In The Call of the Wild, Disney presents Jack London's classic, old school animal adventure with new, digital fur. Perfect for children, but slightly less so for their adult companions.
It was a good idea for Disney to go back to Jack London's 1903 bestseller. The Call of the Wild not only boasts animals, but also adventure, spectacular nature, a chapter of American history, and a moral undertone. Buck takes the lead role. He is plucked from his life of luxury in California to work as a sled dog in inhospitable parts of Alaska. In the severe conditions of the gold rush, he has to find his place between the other dogs in a competitive pack, between capricious masters with very different characters, and especially between his recent past in the lap of luxury and his natural instincts.
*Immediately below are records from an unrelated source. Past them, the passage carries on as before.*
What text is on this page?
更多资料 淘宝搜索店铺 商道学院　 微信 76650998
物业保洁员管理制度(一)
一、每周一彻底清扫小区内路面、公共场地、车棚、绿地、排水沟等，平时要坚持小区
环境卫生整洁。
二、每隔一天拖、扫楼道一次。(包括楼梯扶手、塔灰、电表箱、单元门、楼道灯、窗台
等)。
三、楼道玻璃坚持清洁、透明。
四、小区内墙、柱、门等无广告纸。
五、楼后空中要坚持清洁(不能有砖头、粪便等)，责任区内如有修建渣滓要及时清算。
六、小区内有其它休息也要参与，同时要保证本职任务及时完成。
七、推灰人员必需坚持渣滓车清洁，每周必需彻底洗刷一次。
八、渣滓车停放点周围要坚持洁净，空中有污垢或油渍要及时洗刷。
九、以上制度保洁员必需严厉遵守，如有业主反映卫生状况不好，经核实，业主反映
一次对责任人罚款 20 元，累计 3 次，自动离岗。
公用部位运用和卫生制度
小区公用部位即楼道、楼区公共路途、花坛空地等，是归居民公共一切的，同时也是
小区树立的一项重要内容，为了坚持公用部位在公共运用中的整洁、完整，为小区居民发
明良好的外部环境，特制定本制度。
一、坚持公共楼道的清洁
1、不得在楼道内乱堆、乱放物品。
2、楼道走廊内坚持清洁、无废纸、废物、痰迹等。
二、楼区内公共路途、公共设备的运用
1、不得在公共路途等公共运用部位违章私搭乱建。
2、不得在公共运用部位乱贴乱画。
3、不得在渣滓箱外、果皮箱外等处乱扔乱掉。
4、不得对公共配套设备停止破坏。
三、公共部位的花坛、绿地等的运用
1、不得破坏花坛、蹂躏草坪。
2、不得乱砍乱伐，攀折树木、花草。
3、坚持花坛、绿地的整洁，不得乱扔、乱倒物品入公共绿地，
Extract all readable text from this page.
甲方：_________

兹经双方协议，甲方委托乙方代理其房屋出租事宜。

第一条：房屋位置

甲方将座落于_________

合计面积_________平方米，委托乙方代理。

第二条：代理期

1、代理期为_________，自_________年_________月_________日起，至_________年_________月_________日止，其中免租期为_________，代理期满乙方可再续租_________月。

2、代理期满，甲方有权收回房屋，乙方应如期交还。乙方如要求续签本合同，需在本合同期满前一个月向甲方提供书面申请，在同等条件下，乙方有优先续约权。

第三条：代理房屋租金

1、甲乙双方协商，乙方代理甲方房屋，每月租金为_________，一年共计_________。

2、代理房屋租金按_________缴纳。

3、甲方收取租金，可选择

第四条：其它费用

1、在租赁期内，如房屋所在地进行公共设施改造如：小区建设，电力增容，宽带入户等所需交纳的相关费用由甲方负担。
It wouldn't surprise us if the attachment and identification that this hulking, morally superior dog with incredible strength can inspire in younger viewers might make Buck one of the prize animals in the history of fictional anthropomorphized beasts.
In terms of content, this epic film sometimes has trouble finding the right doses in moments of tension, humour, and other more sedate sentiments. Father greybeard Harrison Ford, the kindest of dog owners, provides a laconic point of rest in the midst of the chaos, but his character John Thornton, who struggles in life and with drink, is not unforgettable.
Technically, the live-action animation effortlessly keeps up with the (dog) race. Director Chris Sanders has even set a new benchmark with the unbridled Disney dynamism with which he places his wild cast between digital salmon, beside threatening avalanches, and under the stunning northern lights.
The original London has been thoroughly cut and pasted. Every confrontation with the indigenous peoples of North America has been scrapped, but in exchange the couriers François(e) (Cara Gee) and Perrault (Omar Sy) have become people of colour. The entire field of tension is thus located between wolf and dog, nature and culture, cudgel and incisor, gold fever and detachment.